Si hablé de sensaciones únicas, he de mencionar la mayor vergüenza que sentí en la vida. Fue un día radiante de finales de mayo, el posterior a la misa aniversario de mi padre, y ya, no puedo decir más de aquello.

Y cuando se mezclan, luchando, sentimientos y pensamientos, cuando ya los primeros pierden vigor y los segundos ganan en sensatez, la vida se va haciendo cuesta arriba. Aparece el llanto ocasional, los gastos en común excesivos, la mutua incomprensión y, como resultado, las dudas y la pérdida de alegría.

Como una despedida que nunca se resuelve pasaron meses y llegó otro mayo. Lo diré rápido pues creo que a pesar del tiempo aún duele: un retraso sospechoso, una charla seria; no tengo problema, me voy a trabajar sin dificultad a otra ciudad y sigo adelante; de ninguna manera, imposible; si fuera real no se detiene; yo te digo que sí, mi vida no va a alterarse por algo así; test tranquilizador; gracias a Dios; ni lo menciones, no tienes derecho. Adiós.

Se resolvió la despedida.

Un simple rato entre mayo y junio.

Quiso ser mi amigo, sólo una cosa le dije, que si era en adelante un tío decente lo sería. No he vuelto a responder a sus saludos en nuestros escasos encuentros. Y continúo sin intención de hacerlo.

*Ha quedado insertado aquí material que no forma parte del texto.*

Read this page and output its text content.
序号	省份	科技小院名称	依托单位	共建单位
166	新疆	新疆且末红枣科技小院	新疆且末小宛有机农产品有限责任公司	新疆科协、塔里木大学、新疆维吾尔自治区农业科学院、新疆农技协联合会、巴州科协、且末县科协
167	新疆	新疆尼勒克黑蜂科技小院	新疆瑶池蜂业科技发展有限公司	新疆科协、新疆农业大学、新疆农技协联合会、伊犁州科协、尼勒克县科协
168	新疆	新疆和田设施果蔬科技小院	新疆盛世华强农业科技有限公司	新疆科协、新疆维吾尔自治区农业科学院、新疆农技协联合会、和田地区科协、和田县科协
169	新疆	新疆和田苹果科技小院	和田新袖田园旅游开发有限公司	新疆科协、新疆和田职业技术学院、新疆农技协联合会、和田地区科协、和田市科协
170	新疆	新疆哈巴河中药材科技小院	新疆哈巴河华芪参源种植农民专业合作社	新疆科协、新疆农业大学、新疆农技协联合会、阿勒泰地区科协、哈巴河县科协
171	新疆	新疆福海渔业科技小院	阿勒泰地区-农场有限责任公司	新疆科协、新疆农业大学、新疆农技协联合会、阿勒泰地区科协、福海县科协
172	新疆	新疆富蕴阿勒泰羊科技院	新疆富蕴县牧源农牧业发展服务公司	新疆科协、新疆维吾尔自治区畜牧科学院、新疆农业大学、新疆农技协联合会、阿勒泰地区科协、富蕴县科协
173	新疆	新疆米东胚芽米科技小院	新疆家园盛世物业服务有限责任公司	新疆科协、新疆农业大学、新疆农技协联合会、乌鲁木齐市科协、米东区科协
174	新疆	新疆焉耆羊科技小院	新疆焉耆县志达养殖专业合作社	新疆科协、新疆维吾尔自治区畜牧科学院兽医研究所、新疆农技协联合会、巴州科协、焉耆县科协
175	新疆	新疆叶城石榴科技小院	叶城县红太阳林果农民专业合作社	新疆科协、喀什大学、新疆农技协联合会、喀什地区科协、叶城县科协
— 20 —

A ratos me arrepentí, en la mayoría, no.

 Ayer vi a la hija de Marisa, a la médica, con una niña de meses. Hace tiempo sé que se fue a vivir a Extremadura, según me contó su madre tiene pareja allí. Vete a saber esa niña, muy bonita, por cierto. Que casualidad que después de la historia, del escándalo con D. Pablo se fuese lejos con el trabajo tan bueno que tenía aquí, en el que hay que reconocer que era muy buena, en eso porque en decencia, ya digo, a largas tierras, grandes mentiras y yo hasta le saqué parecido al padre, bueno, si fuese así y ella marchó huyendo, por algo, de aquí.